Wednesday, 15 June 2016

A fourth day for the bears

Despite a closing hour rally, US equity indexes closed broadly lower for a fourth consecutive day, sp -3pts @ 2075 (intra low 2064). The two leaders - Trans/R2K, settled lower by -1.4% and -0.2% respectively. VIX cooled by -2.2% to 20.50. The FOMC offers a viable excuse for a brief and unsustainable bounce, with the sp'1900s probable by end month.




Another rather interesting day in market land, with a new cycle low of 2064 (with VIX 22.16) and a (not surprising) closing hour rally.

The Wed' FOMC will be a prime excuse for a Wednesday net gain, with further churn/upside across Thurs/Friday. With quad-opex this Friday, that further favours the bulls... after the recent cooling.

More broadly though... having broken a fair few initial supports, the outlook is increasingly bearish, as the bigger weekly cycles continue to turn toward the bears.
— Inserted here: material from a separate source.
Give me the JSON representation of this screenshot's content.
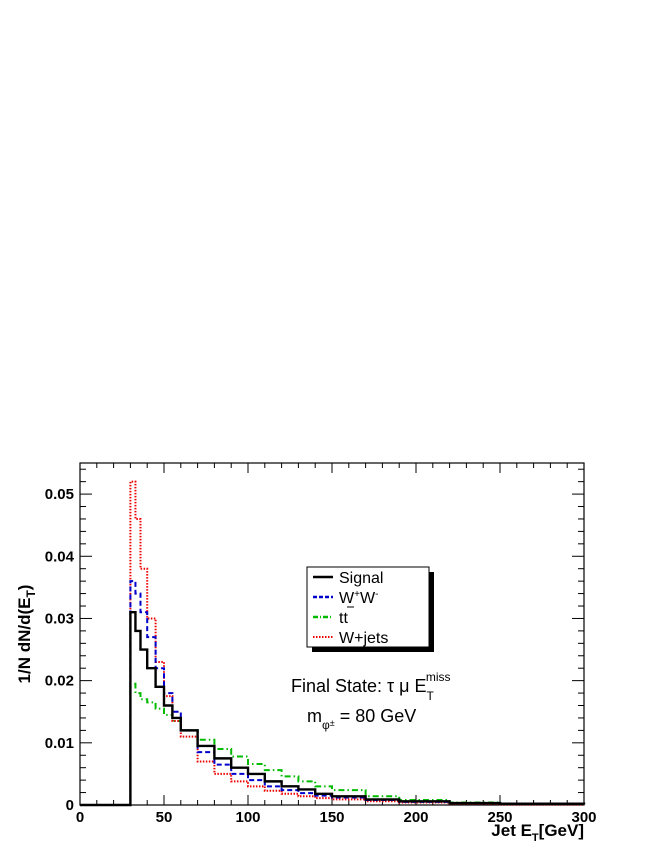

A divergent lower MACD cycle high. At the current rate, we'll see a bearish MACD cross before end month, and in theory, that will offer first opportunity of some very powerful downside action, with VIX exploding into the 30/40s.

Of course, if the UK vote to remain... things will be rather different. The current polls increasing suggest we'll see a BREXIT.. which should rattle world capital markets.